Imported food is spreading 'exotic' taste far and wide
China Daily

A visitor has a cup of tea at the United Kingdom booth at the third China International Import Expo in Shanghai, on Nov 7, 2020. [Photo/Xinhua]

The fourth China International Import Expo is to kick off on Nov 5 in Shanghai this year, and the food and agricultural products exhibition area has attracted nearly 30 Fortune 500 companies, with world's top five grain producers, leading wine corps and dairy enterprises taking part in.

Exhibitors will showcase the cutting-edge food technology and innovative products to Chinese buyers, such as organic food, functional food as well as nutritious and healthy plant-based food.

According to a report on China's imported food industry, the imported volume hit $90.81 billion yuan in 2019, from a total of 189 countries around the world.

The figure represented an increase of 23.4 percent over 2018, up $17.24 billion.

"An avocado used to cost 15 to 20 yuan ($2.35 to $3.13) about five years ago, but the price is around 10 yuan nowadays," said Li Xue, who found the tropical fruit "kind of expensive" before but now "easy to afford", International Business Daily reported.

As people's consumption structure upgrades with growth in disposable income, imported food is enjoying increasing popularity among Chinese buyers.

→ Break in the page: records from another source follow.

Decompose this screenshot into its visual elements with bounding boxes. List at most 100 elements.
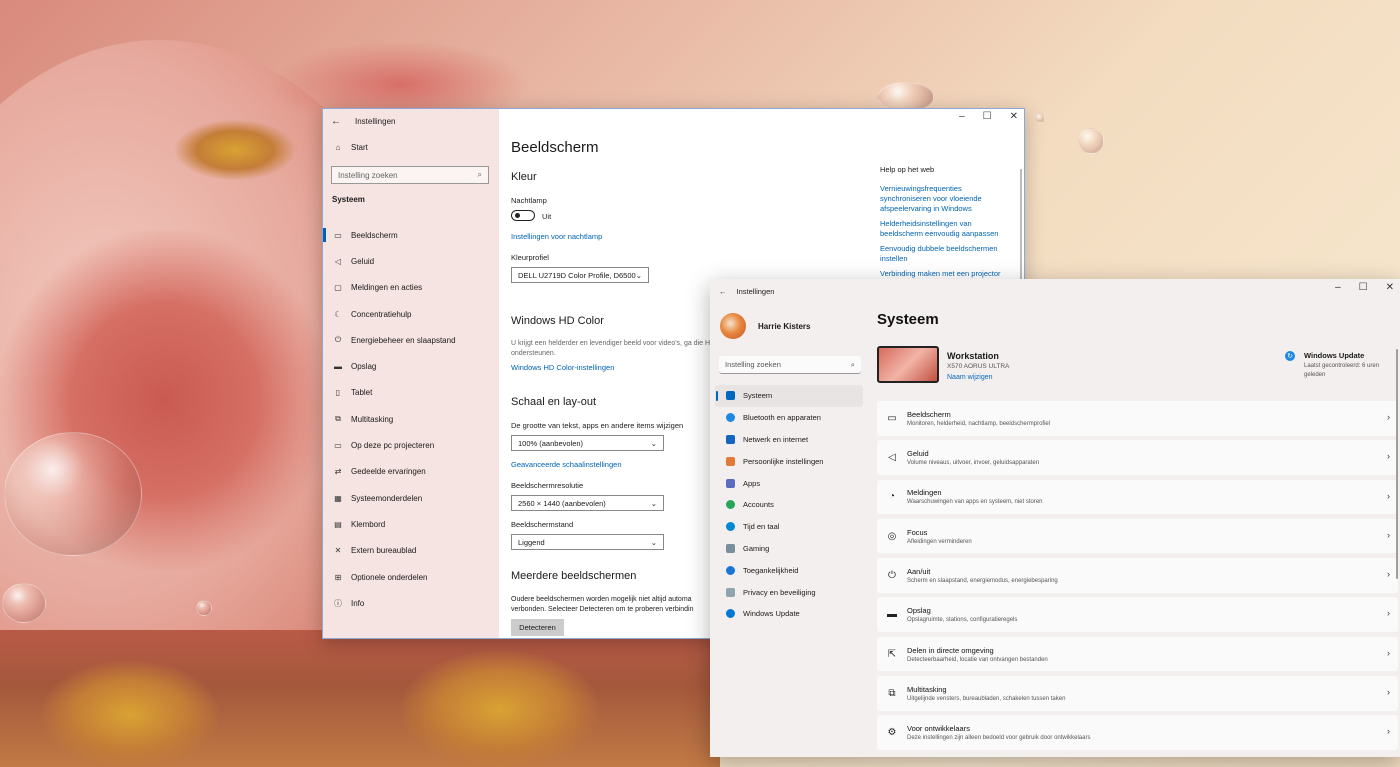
share-icon: ⇄ <box>334 467 342 477</box>
windows-update-status[interactable]: ↻ Windows Update Laatst gecontroleerd: 6… <box>1285 351 1395 380</box>
sidebar-item-geluid[interactable]: ◁ Geluid <box>323 248 499 274</box>
sidebar-item-accounts[interactable]: Accounts <box>715 494 863 516</box>
orientation-select[interactable]: Liggend ⌄ <box>511 534 664 550</box>
sidebar-item-gedeelde-ervaringen[interactable]: ⇄ Gedeelde ervaringen <box>323 459 499 485</box>
settings-list: ▭ Beeldscherm Monitoren, helderheid, nacht… <box>877 401 1398 755</box>
settings-card-meldingen[interactable]: ◔ Meldingen Waarschuwingen van apps en sys… <box>877 479 1398 515</box>
sidebar-item-info[interactable]: ⓘ Info <box>323 590 499 616</box>
sidebar-item-multitasking[interactable]: ⧉ Multitasking <box>323 406 499 432</box>
sidebar-item-projecteren[interactable]: ▭ Op deze pc projecteren <box>323 432 499 458</box>
sidebar-item-label: Info <box>351 598 365 608</box>
sidebar-item-tablet[interactable]: ▯ Tablet <box>323 380 499 406</box>
developer-icon: ⚙ <box>887 727 897 739</box>
scrollbar[interactable] <box>1396 349 1398 579</box>
account-icon <box>726 500 735 510</box>
accessibility-icon <box>726 565 735 575</box>
hdr-settings-link[interactable]: Windows HD Color-instellingen <box>511 363 614 372</box>
back-arrow-icon[interactable]: ← <box>331 116 341 127</box>
settings-card-focus[interactable]: ◎ Focus Afleidingen verminderen › <box>877 518 1398 554</box>
home-link[interactable]: ⌂ Start <box>333 143 368 152</box>
sidebar-item-opslag[interactable]: ▬ Opslag <box>323 353 499 379</box>
maximize-icon[interactable]: ☐ <box>983 111 992 122</box>
help-link[interactable]: Helderheidsinstellingen van beeldscherm … <box>880 219 1010 239</box>
update-icon: ↻ <box>1285 351 1295 361</box>
close-icon[interactable]: ✕ <box>1010 111 1018 122</box>
maximize-icon[interactable]: ☐ <box>1359 282 1368 293</box>
sidebar-item-concentratiehulp[interactable]: ☾ Concentratiehulp <box>323 301 499 327</box>
sidebar-item-optionele-onderdelen[interactable]: ⊞ Optionele onderdelen <box>323 564 499 590</box>
chevron-right-icon: › <box>1387 451 1390 462</box>
color-heading: Kleur <box>511 171 537 183</box>
help-link[interactable]: Vernieuwingsfrequenties synchroniseren v… <box>880 184 1010 214</box>
settings-card-opslag[interactable]: ▬ Opslag Opslagruimte, stations, configura… <box>877 597 1398 632</box>
help-link[interactable]: Verbinding maken met een projector <box>880 269 1010 279</box>
window-title: Instellingen <box>355 116 396 126</box>
settings-card-delen[interactable]: ⇱ Delen in directe omgeving Detecteerbaarh… <box>877 636 1398 672</box>
sidebar-item-meldingen[interactable]: ▢ Meldingen en acties <box>323 275 499 301</box>
chevron-down-icon: ⌄ <box>635 270 642 280</box>
sidebar-item-systeem[interactable]: Systeem <box>715 385 863 407</box>
sidebar-item-label: Energiebeheer en slaapstand <box>351 335 456 345</box>
sidebar-item-windows-update[interactable]: Windows Update <box>715 603 863 625</box>
sidebar-item-energiebeheer[interactable]: ⏻ Energiebeheer en slaapstand <box>323 327 499 353</box>
minimize-icon[interactable]: – <box>959 111 965 122</box>
sidebar-item-beeldscherm[interactable]: ▭ Beeldscherm <box>323 222 499 248</box>
detect-button[interactable]: Detecteren <box>511 619 564 636</box>
sidebar-item-klembord[interactable]: ▤ Klembord <box>323 511 499 537</box>
win11-nav: Systeem Bluetooth en apparaten Netwerk e… <box>715 385 863 625</box>
chevron-right-icon: › <box>1387 490 1390 501</box>
rename-link[interactable]: Naam wijzigen <box>947 374 993 381</box>
minimize-icon[interactable]: – <box>1335 282 1341 293</box>
sidebar-item-privacy[interactable]: Privacy en beveiliging <box>715 581 863 603</box>
chevron-right-icon: › <box>1387 412 1390 422</box>
settings-card-ontwikkelaars[interactable]: ⚙ Voor ontwikkelaars Deze instellingen zij… <box>877 715 1398 750</box>
sidebar-item-label: Concentratiehulp <box>351 309 412 319</box>
search-input[interactable]: Instelling zoeken ⌕ <box>331 166 489 184</box>
sidebar-item-apps[interactable]: Apps <box>715 472 863 494</box>
nightlight-toggle[interactable] <box>511 210 535 221</box>
settings-card-geluid[interactable]: ◁ Geluid Volume niveaus, uitvoer, invoer, … <box>877 440 1398 475</box>
card-title: Multitasking <box>907 684 947 694</box>
search-icon: ⌕ <box>850 359 855 369</box>
card-description: Uitgelijnde vensters, bureaubladen, scha… <box>907 695 1066 702</box>
settings-card-beeldscherm[interactable]: ▭ Beeldscherm Monitoren, helderheid, nacht… <box>877 401 1398 436</box>
card-description: Scherm en slaapstand, energiemodus, ener… <box>907 577 1058 584</box>
nightlight-settings-link[interactable]: Instellingen voor nachtlamp <box>511 232 602 241</box>
system-icon <box>726 391 735 401</box>
bluetooth-icon <box>726 413 735 423</box>
back-arrow-icon[interactable]: ← <box>719 287 727 296</box>
user-profile[interactable]: Harrie Kisters <box>720 313 810 339</box>
grid-icon: ⊞ <box>334 572 342 582</box>
close-icon[interactable]: ✕ <box>1386 282 1394 293</box>
sidebar-item-label: Extern bureaublad <box>351 546 417 556</box>
sidebar-item-netwerk[interactable]: Netwerk en internet <box>715 429 863 451</box>
sidebar-item-systeemonderdelen[interactable]: ▦ Systeemonderdelen <box>323 485 499 511</box>
hdr-heading: Windows HD Color <box>511 315 604 327</box>
moon-icon: ☾ <box>334 309 342 319</box>
orientation-value: Liggend <box>518 537 545 547</box>
sidebar-item-bluetooth[interactable]: Bluetooth en apparaten <box>715 407 863 429</box>
resolution-select[interactable]: 2560 × 1440 (aanbevolen) ⌄ <box>511 495 664 511</box>
brush-icon <box>726 456 735 466</box>
device-name: Workstation <box>947 351 999 361</box>
settings-card-aan-uit[interactable]: ⏻ Aan/uit Scherm en slaapstand, energiemod… <box>877 558 1398 593</box>
search-input[interactable]: Instelling zoeken ⌕ <box>719 356 861 374</box>
scale-advanced-link[interactable]: Geavanceerde schaalinstellingen <box>511 460 622 469</box>
sidebar-item-toegankelijkheid[interactable]: Toegankelijkheid <box>715 559 863 581</box>
sidebar-item-tijd-taal[interactable]: Tijd en taal <box>715 516 863 538</box>
hdr-description: U krijgt een helderder en levendiger bee… <box>511 340 721 357</box>
card-title: Beeldscherm <box>907 409 951 419</box>
help-title: Help op het web <box>880 165 935 174</box>
sidebar-item-gaming[interactable]: Gaming <box>715 538 863 560</box>
scale-select[interactable]: 100% (aanbevolen) ⌄ <box>511 435 664 451</box>
sidebar-item-label: Systeem <box>743 391 773 401</box>
colorprofile-label: Kleurprofiel <box>511 253 549 262</box>
card-description: Detecteerbaarheid, locatie van ontvangen… <box>907 656 1048 663</box>
sidebar-item-persoonlijk[interactable]: Persoonlijke instellingen <box>715 450 863 472</box>
scale-heading: Schaal en lay-out <box>511 396 596 408</box>
colorprofile-select[interactable]: DELL U2719D Color Profile, D6500 ⌄ <box>511 267 649 283</box>
settings-card-multitasking[interactable]: ⧉ Multitasking Uitgelijnde vensters, burea… <box>877 676 1398 711</box>
sidebar-item-extern-bureaublad[interactable]: ✕ Extern bureaublad <box>323 538 499 564</box>
help-link[interactable]: Eenvoudig dubbele beeldschermen instelle… <box>880 244 1010 264</box>
card-description: Deze instellingen zijn alleen bedoeld vo… <box>907 735 1091 742</box>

Thanks to the development of cross-border e-commerce and international logistics, diversified varieties of foreign products flow into China, bringing consumers "exotic" taste at reasonable prices, and at the same time, the sales channels are expanding further.

Statistics showed that China imported only 2 tons of avocados in 2010. However, 10 years later, the figure reached 15,686 tons from Peru, 7,059 tons from Chile and 4,339 tons from Mexico.

Norway's Salmon also saw surging export volume to China, up 21 percent from 2019, in the first seven months this year. The market share, which stood at 43 percent last year, has risen to 56 percent.

As logistics enhanced across the country, high-end import food is not only accessible to people living in first-tier cities, but is extending its reach to consumers in the middle and west.

From Oct 1 to 4, the transaction of imported goods in central and western China via Tmall International rose over 40 percent year-on-year, with Guangxi, Jiangxi, Shanxi, Hunan and Anhui experiencing a large jump, data of an Alibaba report revealed.

Online shopping platform, duty-free outlets as well as offline supermarket are helping consumers buy imported food via different channels.